Embora quisesse continuar desfrutando daquela vida, sabia que aquilo era apenas o mundo de um jogo eletrônico, e ninguém sabia o que poderia acontecer. O melhor seria completar a missão e partir o quanto antes. A destituição de Liu Yong, embora devastadora para o poeta, era uma oportunidade para ele concluir seu objetivo.
— E não é só isso — continuou Bi Guangxiao. — O Imperador aprovou que você, o segundo colocado, ocupe a vaga de primeiro. Em breve você assumirá o cargo oficial. O que me diz? Está feliz?
— Feliz, estou muito feliz! — Bi Laolei respondeu, embora não fosse pelo posto de primeiro colocado que sentia alegria, mas pela nova esperança de completar sua missão.
Ainda assim, temia que Liu Yong perdesse completamente o interesse pelos exames e se retirasse para o campo. De fato, o poeta parecia ter perdido as esperanças, mas se ele se isolaria ou não, era outra questão. Pior ainda seria se, por excesso de apego à glória, Liu Yong decidisse tirar a própria vida — aí sim, tudo estaria perdido. Contudo, os fatos mostraram que ele ainda não chegara a tal extremo.
— Filho, agora que você é finalmente o primeiro colocado, quer que eu organize um banquete de celebração?
— Não, não, não há necessidade. Além disso, seria muito chamativo; não é bom atrair atenções desnecessárias — recusou Bi Laolei, contendo o excesso de zelo do pai.
— Como esperado do meu filho, prudente e cauteloso. Vejo que domina bem a arte de governar.
— Está bem, está bem. Poderia me deixar sozinho um pouco? — Bi Laolei, sem paciência para mais conversas, apressou o pai.
— Muito bem, então vou indo.
Bi Guangxiao, ainda radiante, bebeu mais uma taça de vinho e retirou-se. Bi Laolei ficou sozinho, refletindo sobre como aproveitar aquela oportunidade. Primeiro, precisava encontrar Liu Yong, convencê-lo e, se necessário, usar de estratégia para que ele recuperasse o ânimo e seguisse, passo a passo, a carreira pública.
Pingkangli, que fervilhava durante o dia, tornava-se um lugar deserto à noite. Liu Yong, que bebera o dia inteiro, só despertou naquele momento. Ao olhar ao redor e perceber que estava na estalagem, compreendeu que o cenário em que conversava alegremente com o Imperador não passara de um sonho.

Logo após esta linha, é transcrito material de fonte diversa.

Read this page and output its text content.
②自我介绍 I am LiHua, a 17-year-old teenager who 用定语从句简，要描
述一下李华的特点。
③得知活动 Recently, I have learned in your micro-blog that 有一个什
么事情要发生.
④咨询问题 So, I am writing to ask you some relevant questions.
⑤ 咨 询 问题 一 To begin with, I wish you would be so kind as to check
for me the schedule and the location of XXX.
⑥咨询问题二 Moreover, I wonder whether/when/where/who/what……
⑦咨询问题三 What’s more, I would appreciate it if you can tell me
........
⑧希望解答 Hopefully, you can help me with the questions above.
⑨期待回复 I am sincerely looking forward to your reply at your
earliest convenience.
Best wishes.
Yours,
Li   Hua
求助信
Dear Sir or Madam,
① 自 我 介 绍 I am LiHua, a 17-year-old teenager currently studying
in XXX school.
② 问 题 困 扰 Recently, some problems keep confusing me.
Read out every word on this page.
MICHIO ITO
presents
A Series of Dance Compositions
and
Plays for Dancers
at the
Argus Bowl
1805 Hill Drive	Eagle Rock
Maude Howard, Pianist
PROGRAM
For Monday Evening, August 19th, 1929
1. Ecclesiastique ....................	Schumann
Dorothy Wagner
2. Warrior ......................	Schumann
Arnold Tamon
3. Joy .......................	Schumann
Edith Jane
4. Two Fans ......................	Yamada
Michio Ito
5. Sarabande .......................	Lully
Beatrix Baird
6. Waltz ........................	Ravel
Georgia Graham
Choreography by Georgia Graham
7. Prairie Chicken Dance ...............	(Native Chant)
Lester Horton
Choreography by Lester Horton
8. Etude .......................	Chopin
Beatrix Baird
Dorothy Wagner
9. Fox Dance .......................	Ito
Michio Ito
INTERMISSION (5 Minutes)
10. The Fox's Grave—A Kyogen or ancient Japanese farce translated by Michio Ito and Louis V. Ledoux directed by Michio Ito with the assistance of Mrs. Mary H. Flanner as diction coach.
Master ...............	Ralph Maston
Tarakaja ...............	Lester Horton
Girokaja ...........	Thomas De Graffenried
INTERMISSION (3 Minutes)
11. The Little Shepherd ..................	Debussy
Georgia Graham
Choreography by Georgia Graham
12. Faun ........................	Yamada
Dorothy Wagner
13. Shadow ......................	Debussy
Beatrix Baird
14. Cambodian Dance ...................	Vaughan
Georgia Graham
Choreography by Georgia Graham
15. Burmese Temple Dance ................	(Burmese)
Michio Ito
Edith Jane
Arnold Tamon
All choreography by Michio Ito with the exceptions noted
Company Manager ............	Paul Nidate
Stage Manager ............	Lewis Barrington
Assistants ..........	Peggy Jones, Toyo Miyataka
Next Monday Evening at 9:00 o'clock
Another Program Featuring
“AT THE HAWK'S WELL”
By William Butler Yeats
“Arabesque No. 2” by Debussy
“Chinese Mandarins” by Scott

Sentindo-se arrependido por seu comportamento diante do pai, decidiu voltar para casa e pedir desculpas. Estava tarde; as ruas estavam desertas e o ar, gélido. Liu Yong apertou as vestes, sentindo um frio cortante, apesar de não ser inverno. Por que aquele frio tão intenso?
Após percorrer várias ruas, chegou finalmente à porta de sua casa. Parecia ter caminhado por dias e noites. A casa estava fechada. Bateu levemente, mas não houve resposta. Provavelmente a família já dormia. Decidiu não incomodá-los.
Virou-se e olhou para o céu escuro, sentindo-se vazio por dentro. Caminhou lentamente, sem destino, afastando-se cada vez mais. Por fim, por puro hábito, retornou a Pingkangli e hospedou-se novamente na mesma estalagem.